Dr Asha Pemberton
Over the past week, while International Adolescent Health Week was celebrated, several forums were held to discuss ways in which, as a global community we can work together to support and enhance adolescent health care outcomes. Many negative teen experiences are derived from the consequences of poor decisions and unsupervised behaviours. It thus stands to reason that supporting healthy decision making in teens can mitigate these risks.
A critical aspect of healthy adolescent development involves the personal agency. The term 'agency' concerns an individual's ability to take responsibility for their own life. This includes the capacity to critically reflect on values, intentionally make choices, and act on her choices authentically. When a young person has personal agency they believe that they have the power to complete goals. They feel a sense of control over their environment and importantly understand that their actions have consequences, both positive and negative. Scientists consider teenage years to be a sensitive period in the formation of personal agency. It is the period of coming into being such personal characteristics as self-identity, volitional powers, a sense of maturity, and personal autonomy.
Young people who do not develop a sense of agency struggle with the need for control which can manifest in self-harming behaviours, manipulation, acting out or mental distress. In addition they are vulnerable to being influenced by people around them, making them more readily victimised. Perhaps the most concerning aspect of poor personal agency is the inability to connect action with outcome. When young people feel like they have no control or decision making ability, they tend to disconnect themselves from their actions and assume the role of the victim.
When supporting agency in teenagers there needs to be an appropriate balance between allowing them to have a voice in things that affect them and parental authority. This balance changes gradually as they mature and learn good values and decision-making skills. Nevertheless each young person is different, as is the trajectory of their growth. Some will require more latitude to make decisions as it can be supportive of a more fragile self-esteem while others require closer monitoring due to more defiant or irrational thinking. There is simply no one rule that fits all.
Emotional intelligence is closely linked to personal agency as it facilitates the understanding of feelings and the connection between thoughts and emotions. For parents, it is important to consistently and regularly check in with your teens and teach them to reflect. Use open ended questions and allow young people to answer themselves. Often in the haste and anxiety to get things done, parents step in and almost tell young people what they are thinking or feelings. Give them the space to understand what they are feeling, process it and then arrive at good next steps.
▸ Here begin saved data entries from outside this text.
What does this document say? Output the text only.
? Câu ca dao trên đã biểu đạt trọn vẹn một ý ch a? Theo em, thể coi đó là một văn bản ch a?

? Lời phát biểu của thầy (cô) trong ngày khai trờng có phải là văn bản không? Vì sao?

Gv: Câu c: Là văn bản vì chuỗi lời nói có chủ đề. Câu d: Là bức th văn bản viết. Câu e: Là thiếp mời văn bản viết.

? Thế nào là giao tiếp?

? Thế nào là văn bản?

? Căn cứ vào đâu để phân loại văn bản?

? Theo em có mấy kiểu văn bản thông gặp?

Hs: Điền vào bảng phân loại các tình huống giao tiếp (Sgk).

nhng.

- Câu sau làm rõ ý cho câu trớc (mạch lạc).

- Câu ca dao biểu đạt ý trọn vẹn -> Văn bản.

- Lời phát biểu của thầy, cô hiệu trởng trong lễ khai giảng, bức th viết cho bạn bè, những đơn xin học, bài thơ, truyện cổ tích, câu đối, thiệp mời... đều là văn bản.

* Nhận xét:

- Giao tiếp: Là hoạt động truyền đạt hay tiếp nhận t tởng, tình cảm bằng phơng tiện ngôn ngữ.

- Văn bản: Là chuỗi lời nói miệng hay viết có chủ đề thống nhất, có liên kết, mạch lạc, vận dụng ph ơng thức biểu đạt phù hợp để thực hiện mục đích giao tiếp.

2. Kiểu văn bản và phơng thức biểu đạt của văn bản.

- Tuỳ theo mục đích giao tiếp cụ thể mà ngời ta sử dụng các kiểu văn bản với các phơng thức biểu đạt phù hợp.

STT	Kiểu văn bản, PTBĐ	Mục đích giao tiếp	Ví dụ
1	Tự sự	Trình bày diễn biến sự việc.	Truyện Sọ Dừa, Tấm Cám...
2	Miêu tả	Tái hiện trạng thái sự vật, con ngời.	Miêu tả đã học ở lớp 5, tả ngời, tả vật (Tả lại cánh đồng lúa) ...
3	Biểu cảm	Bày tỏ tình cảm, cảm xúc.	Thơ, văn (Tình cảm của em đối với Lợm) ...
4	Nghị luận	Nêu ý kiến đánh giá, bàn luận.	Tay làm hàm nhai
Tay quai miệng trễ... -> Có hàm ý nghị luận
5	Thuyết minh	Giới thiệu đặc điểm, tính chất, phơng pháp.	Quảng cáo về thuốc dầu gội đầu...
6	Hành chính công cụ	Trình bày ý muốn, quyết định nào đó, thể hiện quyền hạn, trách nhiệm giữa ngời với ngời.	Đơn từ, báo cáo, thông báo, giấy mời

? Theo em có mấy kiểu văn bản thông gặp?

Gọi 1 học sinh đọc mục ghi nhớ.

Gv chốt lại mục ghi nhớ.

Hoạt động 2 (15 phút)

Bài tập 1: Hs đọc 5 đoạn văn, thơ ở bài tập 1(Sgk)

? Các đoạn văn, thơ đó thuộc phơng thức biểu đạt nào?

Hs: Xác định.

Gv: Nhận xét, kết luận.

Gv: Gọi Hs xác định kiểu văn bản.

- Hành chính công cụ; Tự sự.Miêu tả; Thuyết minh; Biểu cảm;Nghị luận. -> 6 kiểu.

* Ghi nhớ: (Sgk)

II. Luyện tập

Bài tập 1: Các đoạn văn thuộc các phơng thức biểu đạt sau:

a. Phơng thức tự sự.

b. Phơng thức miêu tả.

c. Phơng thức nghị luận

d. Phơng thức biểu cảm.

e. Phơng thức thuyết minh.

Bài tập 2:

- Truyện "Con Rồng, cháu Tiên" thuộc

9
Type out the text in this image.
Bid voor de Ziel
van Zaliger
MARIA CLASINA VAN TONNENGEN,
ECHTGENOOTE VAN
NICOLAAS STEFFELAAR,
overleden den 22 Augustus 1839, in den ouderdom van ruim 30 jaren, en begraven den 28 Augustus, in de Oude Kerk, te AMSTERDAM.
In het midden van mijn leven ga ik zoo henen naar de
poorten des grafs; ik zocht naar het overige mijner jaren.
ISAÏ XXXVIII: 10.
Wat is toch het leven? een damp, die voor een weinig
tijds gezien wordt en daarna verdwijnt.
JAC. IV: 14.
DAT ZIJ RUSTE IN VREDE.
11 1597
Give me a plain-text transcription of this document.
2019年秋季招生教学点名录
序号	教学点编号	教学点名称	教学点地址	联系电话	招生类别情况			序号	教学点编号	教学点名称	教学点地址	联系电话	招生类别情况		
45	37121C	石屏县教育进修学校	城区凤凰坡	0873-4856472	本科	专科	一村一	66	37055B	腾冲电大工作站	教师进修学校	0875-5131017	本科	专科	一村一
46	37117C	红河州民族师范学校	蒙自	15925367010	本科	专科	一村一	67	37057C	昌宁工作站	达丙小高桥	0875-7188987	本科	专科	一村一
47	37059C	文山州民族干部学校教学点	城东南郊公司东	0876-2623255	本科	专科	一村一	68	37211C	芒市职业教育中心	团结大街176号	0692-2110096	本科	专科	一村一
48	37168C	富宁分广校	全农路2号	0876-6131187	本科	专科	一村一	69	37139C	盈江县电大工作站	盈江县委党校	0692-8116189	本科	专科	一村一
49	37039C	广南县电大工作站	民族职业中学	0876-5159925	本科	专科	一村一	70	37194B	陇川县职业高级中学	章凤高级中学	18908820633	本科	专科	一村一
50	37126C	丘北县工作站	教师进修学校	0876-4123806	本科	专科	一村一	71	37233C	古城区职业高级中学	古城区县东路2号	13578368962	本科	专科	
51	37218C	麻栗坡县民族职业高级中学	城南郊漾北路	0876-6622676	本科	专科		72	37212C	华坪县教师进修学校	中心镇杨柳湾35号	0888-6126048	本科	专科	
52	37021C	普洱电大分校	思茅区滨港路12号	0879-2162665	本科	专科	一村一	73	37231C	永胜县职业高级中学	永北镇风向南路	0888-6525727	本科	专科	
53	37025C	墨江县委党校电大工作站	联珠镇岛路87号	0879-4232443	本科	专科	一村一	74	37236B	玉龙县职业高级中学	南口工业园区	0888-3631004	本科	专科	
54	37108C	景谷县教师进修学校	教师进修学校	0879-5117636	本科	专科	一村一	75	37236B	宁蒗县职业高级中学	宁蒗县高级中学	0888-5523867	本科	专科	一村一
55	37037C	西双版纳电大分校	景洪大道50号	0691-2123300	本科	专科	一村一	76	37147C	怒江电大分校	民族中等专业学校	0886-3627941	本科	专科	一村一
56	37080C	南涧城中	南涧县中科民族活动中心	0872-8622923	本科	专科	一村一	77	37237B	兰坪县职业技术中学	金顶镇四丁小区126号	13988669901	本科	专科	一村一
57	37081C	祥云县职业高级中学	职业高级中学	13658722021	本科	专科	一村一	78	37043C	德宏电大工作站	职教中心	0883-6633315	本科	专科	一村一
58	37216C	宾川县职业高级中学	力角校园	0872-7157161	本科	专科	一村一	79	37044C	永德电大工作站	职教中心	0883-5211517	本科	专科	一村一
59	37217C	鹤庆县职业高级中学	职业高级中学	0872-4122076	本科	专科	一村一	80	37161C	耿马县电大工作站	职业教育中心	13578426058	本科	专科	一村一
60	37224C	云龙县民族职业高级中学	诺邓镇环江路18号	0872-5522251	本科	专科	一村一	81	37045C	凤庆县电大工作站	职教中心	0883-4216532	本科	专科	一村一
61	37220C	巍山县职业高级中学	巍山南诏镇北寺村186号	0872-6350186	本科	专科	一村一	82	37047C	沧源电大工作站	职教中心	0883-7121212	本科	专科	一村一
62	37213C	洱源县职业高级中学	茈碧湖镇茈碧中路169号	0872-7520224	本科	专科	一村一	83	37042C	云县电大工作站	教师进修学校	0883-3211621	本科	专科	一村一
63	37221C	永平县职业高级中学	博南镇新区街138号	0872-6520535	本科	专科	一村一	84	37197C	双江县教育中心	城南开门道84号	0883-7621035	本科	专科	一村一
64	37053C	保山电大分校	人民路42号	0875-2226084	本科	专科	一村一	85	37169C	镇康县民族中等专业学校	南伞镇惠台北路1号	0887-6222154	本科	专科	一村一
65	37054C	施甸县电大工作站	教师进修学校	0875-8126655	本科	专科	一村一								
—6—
In times of decision making, ask them to analyse their value systems and use them as a foundation for making decisions. Make time daily, to ask them about their day at school or activities. This seemingly simple step allows them to practice recall of situations, consider how they felt, reflect upon their role in ongoing peer or other dynamics and then arrive at the best next step confidently. Young people navigate social and emotional dramas literally on a daily basis. Without these steps of quiet analysis, opportunities toward emotional intelligence and personal agency are lost.
Finally, is important to recognise that our digitally connected generation have the ability to now create virtual worlds of their making, in which they can occupy any role that they choose. While the fantasy and entertainment aspect of gaming is easy to understand at the surface level, for some young people who have a more tenuous sense of personal agency, it is easier to slip deeply and lose a sense of reality. In these situations when they do not feel empowered to make decisions or have any control in their lives, they create worlds in which they are more powerful or assertive. As they age, this can be complicated and challenging and indeed more and more young people remain so embedded in fantasy gaming, they are less interested in the real world. Another reason why parents should consider personal agency as important as all other aspects of adolescent health.